I have blogged before on the new proposed rules on incentive compensation for financial institutions under Dodd-Frank Act Section 956. Today I include two brief examples of how these rules would apply. These examples also use the new terminology from the Proposed Rule, including the new definitions of “Awarded,” “Vested” (or “Vesting”), “Qualifying Incentive-Based Compensation,” and “Deferral Period.”

Assume that a Level 1 covered institution grants 10,000 performance shares to a “senior executive” on January 1, 2018, with a three-year Performance Period ending December 31, 2020. Also assume that the performance targets were achieved. On December 31, 2020, the end of the three-year Performance Period, the 10,000 shares would be deemed “Awarded” to the executive.

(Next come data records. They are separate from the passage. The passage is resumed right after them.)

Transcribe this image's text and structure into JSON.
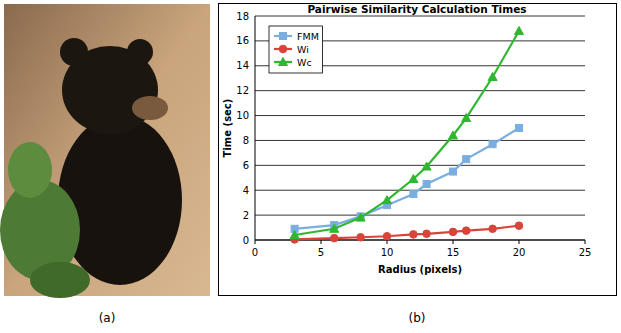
{
  "panel_labels": [
    "(a)",
    "(b)"
  ],
  "chart_data": {
    "type": "line",
    "title": "Pairwise Similarity Calculation Times",
    "x_label": "Radius (pixels)",
    "y_label": "Time (sec)",
    "x": [
      3,
      6,
      8,
      10,
      12,
      13,
      15,
      16,
      18,
      20
    ],
    "series": [
      {
        "name": "FMM",
        "color": "#7aaee0",
        "marker": "square",
        "values": [
          0.9,
          1.2,
          1.9,
          2.8,
          3.7,
          4.5,
          5.5,
          6.5,
          7.7,
          9.0
        ]
      },
      {
        "name": "Wi",
        "color": "#d9443a",
        "marker": "circle",
        "values": [
          0.05,
          0.15,
          0.22,
          0.3,
          0.45,
          0.5,
          0.65,
          0.75,
          0.9,
          1.15
        ]
      },
      {
        "name": "Wc",
        "color": "#2fb82f",
        "marker": "triangle",
        "values": [
          0.4,
          0.9,
          1.8,
          3.2,
          4.9,
          5.9,
          8.4,
          9.8,
          13.1,
          16.8
        ]
      }
    ],
    "xlim": [
      0,
      25
    ],
    "xticks": [
      0,
      5,
      10,
      15,
      20,
      25
    ],
    "ylim": [
      0,
      18
    ],
    "yticks": [
      0,
      2,
      4,
      6,
      8,
      10,
      12,
      14,
      16,
      18
    ],
    "grid": true,
    "legend": "upper-left"
  }
}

Because the “Performance Period” is three years, this would be a “Long-Term Incentive Plan Award” under the Proposed Rule.

Under the Proposed Rule, what we currently think of as the vesting date would be the “Award Date.” The “Vesting Date” would not occur until the end of the “Deferral Period.”

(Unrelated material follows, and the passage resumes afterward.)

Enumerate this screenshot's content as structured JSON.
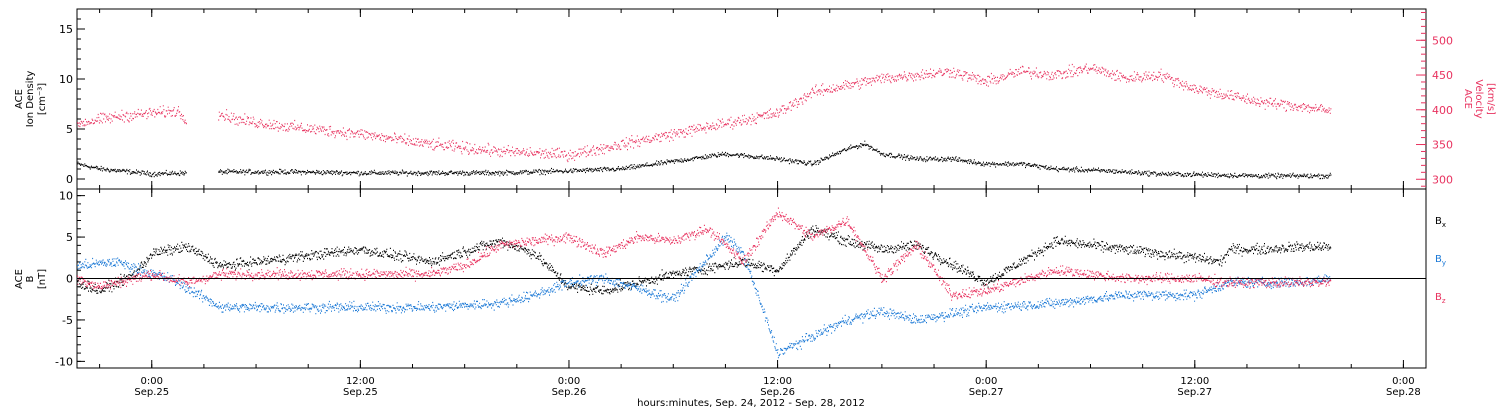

On December 31, 2020, the 10,000 shares are "Awarded” and the Deferral Period begins. Under the new Proposed Rule, 4,000 shares would be distributed to the senior executive on or after December 31, 2020, and 6,000 shares (60%) of the senior executive’s Awarded shares would be subject to Deferral Period of two years. Generally, these shares will not be Vested until the end of the Deferral Period.

During the Deferral Period, shares can vest annually on a pro rata basis. Therefore, on December 31, 2021, 3,000 shares could be Vested and distributed to the senior executive and on December 31, 2022, the remaining 3,000 shares would be Vested and distributed.

And each set of shares will remain subject to a Clawback for seven years after Vesting and distribution—until December 31, 2027, for the first 4,000 shares and until December 31, 2019, for the last 3,000 shares.

For incentive compensation with a performance period of less than three years, which the proposed rule refers to as “Qualifying Incentive-Based Compensation,” the Deferral Period is longer.

Assume that a senior executive at a Level 1 covered institution is paid $800,000 base salary and is entitled to annual bonus of 100% of base salary for 2018. Assume that the performance goals are achieved and on December 31, 2018, (the end of the one-year Performance Period) the executive earns an $800,000 cash bonus.

Shortly after December 31, 2018, $320,000 would be paid out to the senior executive and the Deferral Period would begin for the $480,000 (60%) of the Awarded bonus. That $480,000 could be paid out in a single lump sum after December 31, 2022, at Vesting or could be Vested and paid out in four annual installments of $120,000 after each of December 31, 2019, 2020, 202, and 2022.

Each of the cash payouts would remain subject to a Clawback for seven years after payout—until December 31, 2029, for the last $120,000.